期刊名称:International Journal of Grid and Distributed Computing
印刷版ISSN:2005-4262
出版年度:2016
卷号:9
期号:7
页码:43-52
DOI:10.14257/ijgdc.2016.9.7.05
出版社:SERSC
摘要:Recent advancement in Internet Technologies has made web browsing increasingly easy and user friendly. From the traditional method of desktop web browsing and the birth of dial up modem connection, users nowadays are able to enjoy a fast and reliable web browsing via high speed wireless Internet connection and portable mobile devices. Browsing a web has become much easier with the state of the art search engines such as Google, which provide much functionalities which could make browsing easier such as improved crawler, easy to use search interface, web personlization, Web 3.0 support and integration and many more. In order to build a robust and reliable search engine, the developer needs to integrate all the data and present them in a meaningful format for user's viewing convenience. Integrating these data is a tedious task as data usually occur in numerous format, and layout. Furthermore, web developers usually present the data content in various languages of their choice, which made the processing of these data increasingly difficult. There is also no standard convention to represent the data format and even a standardize rule to process this data has not been developed. To resolve this issue, researchers develop data extractor which could effectively extract data from web sources, tabulate them, and used it for further processing.
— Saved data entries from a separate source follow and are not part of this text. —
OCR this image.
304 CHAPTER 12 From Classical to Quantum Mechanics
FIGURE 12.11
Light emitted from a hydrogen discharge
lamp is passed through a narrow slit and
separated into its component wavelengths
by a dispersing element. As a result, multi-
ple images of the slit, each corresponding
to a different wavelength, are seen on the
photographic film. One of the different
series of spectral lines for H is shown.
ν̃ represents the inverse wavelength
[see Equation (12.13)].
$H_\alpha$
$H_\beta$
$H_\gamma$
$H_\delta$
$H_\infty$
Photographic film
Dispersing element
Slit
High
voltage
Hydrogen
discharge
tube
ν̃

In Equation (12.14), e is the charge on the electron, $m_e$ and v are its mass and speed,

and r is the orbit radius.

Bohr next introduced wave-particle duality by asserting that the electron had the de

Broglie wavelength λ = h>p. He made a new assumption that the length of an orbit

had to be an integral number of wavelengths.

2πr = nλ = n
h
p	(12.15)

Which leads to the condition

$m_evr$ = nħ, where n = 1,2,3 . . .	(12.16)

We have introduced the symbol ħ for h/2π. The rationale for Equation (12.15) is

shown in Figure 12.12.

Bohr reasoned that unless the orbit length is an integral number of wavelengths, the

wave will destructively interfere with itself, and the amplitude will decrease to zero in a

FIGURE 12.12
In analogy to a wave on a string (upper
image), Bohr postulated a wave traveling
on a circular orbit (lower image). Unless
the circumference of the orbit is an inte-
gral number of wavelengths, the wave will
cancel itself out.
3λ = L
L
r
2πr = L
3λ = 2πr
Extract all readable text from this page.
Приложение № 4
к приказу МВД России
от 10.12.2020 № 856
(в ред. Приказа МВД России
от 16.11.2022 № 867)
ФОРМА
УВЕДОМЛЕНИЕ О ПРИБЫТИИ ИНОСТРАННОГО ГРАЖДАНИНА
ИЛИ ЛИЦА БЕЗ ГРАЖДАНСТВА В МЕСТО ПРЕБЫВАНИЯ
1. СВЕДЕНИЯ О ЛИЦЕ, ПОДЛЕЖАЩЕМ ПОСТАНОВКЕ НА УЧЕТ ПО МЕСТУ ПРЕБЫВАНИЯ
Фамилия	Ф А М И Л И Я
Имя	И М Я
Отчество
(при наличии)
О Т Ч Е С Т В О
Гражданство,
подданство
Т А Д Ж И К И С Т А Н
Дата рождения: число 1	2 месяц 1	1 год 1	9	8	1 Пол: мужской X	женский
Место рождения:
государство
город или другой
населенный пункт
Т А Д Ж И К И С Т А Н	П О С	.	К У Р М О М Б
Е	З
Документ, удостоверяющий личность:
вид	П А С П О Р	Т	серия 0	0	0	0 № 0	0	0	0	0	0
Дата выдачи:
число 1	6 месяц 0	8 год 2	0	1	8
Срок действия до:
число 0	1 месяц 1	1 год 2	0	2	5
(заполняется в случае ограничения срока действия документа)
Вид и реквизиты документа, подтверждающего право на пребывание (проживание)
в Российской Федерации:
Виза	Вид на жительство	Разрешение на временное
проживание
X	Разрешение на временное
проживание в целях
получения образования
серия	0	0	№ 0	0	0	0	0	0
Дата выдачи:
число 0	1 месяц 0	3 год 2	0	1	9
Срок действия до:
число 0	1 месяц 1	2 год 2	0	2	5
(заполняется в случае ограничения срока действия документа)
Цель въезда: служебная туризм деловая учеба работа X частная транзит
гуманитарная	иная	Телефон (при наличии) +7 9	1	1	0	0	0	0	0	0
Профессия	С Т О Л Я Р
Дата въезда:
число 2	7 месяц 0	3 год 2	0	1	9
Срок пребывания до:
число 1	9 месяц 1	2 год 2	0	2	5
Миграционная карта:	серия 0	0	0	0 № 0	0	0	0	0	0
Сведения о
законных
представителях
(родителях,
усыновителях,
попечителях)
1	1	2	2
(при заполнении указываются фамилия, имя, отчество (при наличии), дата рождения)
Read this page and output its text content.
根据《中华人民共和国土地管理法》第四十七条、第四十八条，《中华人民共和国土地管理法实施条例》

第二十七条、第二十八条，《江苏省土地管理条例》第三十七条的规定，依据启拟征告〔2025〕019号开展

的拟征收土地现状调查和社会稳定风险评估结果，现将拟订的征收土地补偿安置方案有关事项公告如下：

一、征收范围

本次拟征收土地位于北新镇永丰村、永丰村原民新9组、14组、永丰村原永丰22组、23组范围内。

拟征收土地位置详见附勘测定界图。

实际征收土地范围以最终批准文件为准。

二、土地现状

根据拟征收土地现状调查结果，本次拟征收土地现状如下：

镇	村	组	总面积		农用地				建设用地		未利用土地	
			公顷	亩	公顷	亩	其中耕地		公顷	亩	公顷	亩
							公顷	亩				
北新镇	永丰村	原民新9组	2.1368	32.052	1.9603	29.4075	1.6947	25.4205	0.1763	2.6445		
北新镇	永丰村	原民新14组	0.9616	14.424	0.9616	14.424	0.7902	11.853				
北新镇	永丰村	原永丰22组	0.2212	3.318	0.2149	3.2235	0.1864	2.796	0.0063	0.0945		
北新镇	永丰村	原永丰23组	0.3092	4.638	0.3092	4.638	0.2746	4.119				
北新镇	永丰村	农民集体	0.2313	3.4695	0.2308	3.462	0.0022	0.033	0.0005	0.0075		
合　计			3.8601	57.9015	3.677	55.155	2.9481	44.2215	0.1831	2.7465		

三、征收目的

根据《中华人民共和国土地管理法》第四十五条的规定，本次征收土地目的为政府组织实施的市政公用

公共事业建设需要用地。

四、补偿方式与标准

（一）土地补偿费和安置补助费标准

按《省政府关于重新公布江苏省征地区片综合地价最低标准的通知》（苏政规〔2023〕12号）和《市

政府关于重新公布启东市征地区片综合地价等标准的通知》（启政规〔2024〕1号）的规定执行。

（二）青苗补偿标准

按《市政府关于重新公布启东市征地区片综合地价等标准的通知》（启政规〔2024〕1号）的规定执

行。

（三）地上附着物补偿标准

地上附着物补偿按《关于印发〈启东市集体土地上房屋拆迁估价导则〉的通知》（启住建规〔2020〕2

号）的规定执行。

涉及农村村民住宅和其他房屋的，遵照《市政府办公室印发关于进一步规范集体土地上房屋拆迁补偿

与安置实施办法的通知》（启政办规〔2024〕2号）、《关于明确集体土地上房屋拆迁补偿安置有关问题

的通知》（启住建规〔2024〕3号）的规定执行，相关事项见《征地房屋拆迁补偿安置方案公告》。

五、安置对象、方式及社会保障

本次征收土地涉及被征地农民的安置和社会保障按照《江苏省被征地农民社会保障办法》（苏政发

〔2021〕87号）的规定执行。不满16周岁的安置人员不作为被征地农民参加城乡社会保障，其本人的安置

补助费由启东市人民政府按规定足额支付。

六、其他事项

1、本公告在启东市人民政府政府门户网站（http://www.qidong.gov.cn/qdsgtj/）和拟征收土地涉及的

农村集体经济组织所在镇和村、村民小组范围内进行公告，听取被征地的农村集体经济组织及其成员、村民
However, not all data are correctly extracted, they may either missed certain valuable information or contain additional unnecessary information. In the case of unnecessary information, researchers use a cleaning method to remove them such that the data extracted are free of errors. Removing these data is important as unnecessary information may affect the accuracy of subsequent extractor tools, hence may eventually prevent the tool from performing its task efficiently. In this research proposal, we embark on a data cleaning tool to clean data using ontology tools. Experimental results show that our tool is highly efficient in data cleaning and is able to outperform existing state of the art tools.